The cases became sensational because the police were after Ayesha and her husband, D. Ibrahim Gani alias Mohammed Ibrahim, who were absconding for two years. The Tamil press went to town about Sangeetha, who converted to Islam and renamed herself Ayesha. The press alleged that Ayesha was to become a human bomb in one of the Al Umma operations. A squad of the Special Division, CID, arrested them Ayesha and her husband from Bihar on March 29, 2000. They were found, along with their male child, in the Bettiya district under the assumed names of Tahira and Abdullah. Ayesha and Mohammed Ibrahim were sentenced to four years' rigorous imprisonment on four counts each, but the sentences are to run concurrently.
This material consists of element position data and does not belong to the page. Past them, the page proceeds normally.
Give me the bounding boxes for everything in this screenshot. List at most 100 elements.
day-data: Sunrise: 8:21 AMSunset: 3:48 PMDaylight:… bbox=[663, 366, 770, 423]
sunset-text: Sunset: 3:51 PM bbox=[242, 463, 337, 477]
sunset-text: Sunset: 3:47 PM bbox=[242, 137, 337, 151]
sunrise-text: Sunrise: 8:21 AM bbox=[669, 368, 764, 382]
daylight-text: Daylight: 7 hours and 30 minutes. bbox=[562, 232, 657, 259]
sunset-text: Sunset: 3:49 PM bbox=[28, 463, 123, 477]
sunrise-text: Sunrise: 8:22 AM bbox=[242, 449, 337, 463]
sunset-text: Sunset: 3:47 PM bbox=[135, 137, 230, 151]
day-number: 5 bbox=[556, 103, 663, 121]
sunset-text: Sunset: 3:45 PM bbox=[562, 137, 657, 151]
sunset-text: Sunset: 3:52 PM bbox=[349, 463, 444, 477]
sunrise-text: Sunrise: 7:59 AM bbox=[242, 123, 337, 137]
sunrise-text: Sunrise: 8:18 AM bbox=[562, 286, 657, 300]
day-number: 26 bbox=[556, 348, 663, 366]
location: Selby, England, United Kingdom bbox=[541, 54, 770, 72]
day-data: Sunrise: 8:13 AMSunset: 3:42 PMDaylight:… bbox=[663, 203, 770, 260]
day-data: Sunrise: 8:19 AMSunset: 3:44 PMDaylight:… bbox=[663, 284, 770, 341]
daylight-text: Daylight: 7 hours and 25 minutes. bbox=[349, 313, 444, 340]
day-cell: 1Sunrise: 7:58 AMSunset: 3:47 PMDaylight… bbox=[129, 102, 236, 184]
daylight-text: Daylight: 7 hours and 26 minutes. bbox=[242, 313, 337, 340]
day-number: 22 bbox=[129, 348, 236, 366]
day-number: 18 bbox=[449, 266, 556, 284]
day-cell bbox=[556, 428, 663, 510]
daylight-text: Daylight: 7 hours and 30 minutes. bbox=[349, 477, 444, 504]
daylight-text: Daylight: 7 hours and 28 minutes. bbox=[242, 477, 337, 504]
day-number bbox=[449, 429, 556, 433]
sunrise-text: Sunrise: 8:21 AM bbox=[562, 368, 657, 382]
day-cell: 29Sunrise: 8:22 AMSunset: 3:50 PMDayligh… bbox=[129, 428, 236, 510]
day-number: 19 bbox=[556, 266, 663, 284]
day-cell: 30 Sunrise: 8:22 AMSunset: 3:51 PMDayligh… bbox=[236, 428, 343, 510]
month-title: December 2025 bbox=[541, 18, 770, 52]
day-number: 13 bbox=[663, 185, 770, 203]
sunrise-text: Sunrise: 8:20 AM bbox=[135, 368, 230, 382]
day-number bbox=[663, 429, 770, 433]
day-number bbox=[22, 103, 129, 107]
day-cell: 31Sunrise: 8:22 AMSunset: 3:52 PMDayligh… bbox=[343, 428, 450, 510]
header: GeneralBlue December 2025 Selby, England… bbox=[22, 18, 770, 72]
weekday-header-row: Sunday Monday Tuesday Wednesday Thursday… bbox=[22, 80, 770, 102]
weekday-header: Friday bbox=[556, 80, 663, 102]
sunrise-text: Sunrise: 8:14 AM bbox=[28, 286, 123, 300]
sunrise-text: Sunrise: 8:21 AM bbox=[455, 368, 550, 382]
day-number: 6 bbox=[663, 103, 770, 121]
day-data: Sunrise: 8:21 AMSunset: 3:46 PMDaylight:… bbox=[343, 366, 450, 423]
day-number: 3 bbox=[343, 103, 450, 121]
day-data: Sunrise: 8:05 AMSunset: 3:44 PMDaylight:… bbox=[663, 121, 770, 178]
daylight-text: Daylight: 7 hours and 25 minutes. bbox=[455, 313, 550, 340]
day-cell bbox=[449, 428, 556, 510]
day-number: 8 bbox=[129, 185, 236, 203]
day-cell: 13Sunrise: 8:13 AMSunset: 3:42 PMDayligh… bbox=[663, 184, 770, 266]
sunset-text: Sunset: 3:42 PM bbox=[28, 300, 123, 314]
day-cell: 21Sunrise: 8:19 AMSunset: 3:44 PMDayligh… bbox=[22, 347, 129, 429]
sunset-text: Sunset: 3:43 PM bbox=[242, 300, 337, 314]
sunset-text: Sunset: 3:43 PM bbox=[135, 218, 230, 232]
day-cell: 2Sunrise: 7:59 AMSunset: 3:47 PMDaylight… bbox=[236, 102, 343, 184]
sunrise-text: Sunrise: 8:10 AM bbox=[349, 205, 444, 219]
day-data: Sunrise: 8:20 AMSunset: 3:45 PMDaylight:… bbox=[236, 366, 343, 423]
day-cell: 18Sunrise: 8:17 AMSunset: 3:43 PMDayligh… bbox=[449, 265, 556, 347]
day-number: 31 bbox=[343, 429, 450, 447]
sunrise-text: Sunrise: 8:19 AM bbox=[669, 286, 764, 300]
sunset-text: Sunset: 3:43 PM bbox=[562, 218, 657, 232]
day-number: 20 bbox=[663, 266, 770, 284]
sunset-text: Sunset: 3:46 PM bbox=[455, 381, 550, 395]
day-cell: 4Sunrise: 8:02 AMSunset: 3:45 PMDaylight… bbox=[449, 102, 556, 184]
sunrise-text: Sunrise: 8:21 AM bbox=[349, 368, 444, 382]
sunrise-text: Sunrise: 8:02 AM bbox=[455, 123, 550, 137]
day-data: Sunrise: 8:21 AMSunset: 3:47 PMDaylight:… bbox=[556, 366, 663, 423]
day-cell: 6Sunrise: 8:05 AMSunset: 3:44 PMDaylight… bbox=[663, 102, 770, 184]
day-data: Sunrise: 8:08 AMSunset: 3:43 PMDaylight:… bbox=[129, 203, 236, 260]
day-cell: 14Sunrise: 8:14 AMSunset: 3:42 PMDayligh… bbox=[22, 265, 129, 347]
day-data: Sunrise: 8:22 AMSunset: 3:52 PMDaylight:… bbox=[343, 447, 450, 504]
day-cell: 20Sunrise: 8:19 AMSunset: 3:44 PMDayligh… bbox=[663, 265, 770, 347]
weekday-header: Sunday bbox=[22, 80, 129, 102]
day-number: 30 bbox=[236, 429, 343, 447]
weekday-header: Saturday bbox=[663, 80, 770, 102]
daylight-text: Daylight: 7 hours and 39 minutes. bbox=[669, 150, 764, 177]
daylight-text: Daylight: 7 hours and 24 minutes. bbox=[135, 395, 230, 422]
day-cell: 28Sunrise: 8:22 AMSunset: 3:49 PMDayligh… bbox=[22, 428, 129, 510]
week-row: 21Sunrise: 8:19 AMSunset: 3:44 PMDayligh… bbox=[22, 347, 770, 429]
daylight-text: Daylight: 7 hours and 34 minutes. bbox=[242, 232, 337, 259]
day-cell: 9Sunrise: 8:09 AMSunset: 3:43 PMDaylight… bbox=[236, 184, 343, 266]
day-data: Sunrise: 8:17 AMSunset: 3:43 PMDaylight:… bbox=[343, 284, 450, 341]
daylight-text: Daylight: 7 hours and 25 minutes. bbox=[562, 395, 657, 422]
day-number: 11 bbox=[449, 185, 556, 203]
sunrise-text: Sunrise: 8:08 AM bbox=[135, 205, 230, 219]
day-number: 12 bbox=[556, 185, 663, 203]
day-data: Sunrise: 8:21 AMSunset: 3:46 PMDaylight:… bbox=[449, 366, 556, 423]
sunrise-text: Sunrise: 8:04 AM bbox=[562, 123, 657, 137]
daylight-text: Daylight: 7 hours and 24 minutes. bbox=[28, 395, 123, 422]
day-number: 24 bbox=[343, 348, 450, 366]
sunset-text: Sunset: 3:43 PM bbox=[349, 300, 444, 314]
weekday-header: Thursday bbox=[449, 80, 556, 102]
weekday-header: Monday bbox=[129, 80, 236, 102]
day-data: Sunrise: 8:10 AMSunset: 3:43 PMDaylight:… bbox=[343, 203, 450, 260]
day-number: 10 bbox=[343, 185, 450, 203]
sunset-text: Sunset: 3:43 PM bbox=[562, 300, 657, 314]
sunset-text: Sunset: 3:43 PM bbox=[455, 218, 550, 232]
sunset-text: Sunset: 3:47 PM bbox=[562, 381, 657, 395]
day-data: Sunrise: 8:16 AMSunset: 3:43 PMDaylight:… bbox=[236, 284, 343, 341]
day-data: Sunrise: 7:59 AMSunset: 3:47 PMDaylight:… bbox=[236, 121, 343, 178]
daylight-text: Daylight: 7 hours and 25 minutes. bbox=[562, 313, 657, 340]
Special Judge Rajendran said the prosecution proved that there was a conspiracy to blow up the buildings, which was evident from the seizure of explosives. Basha and 12 others were sentenced to four years' R.I. on March 8, 2001, in another case relating to the seizure of explosives at Triplicane, Chennai in 1998. The trial in the cases against Basha and others for the serial bomb blasts in Coimbatore is under way.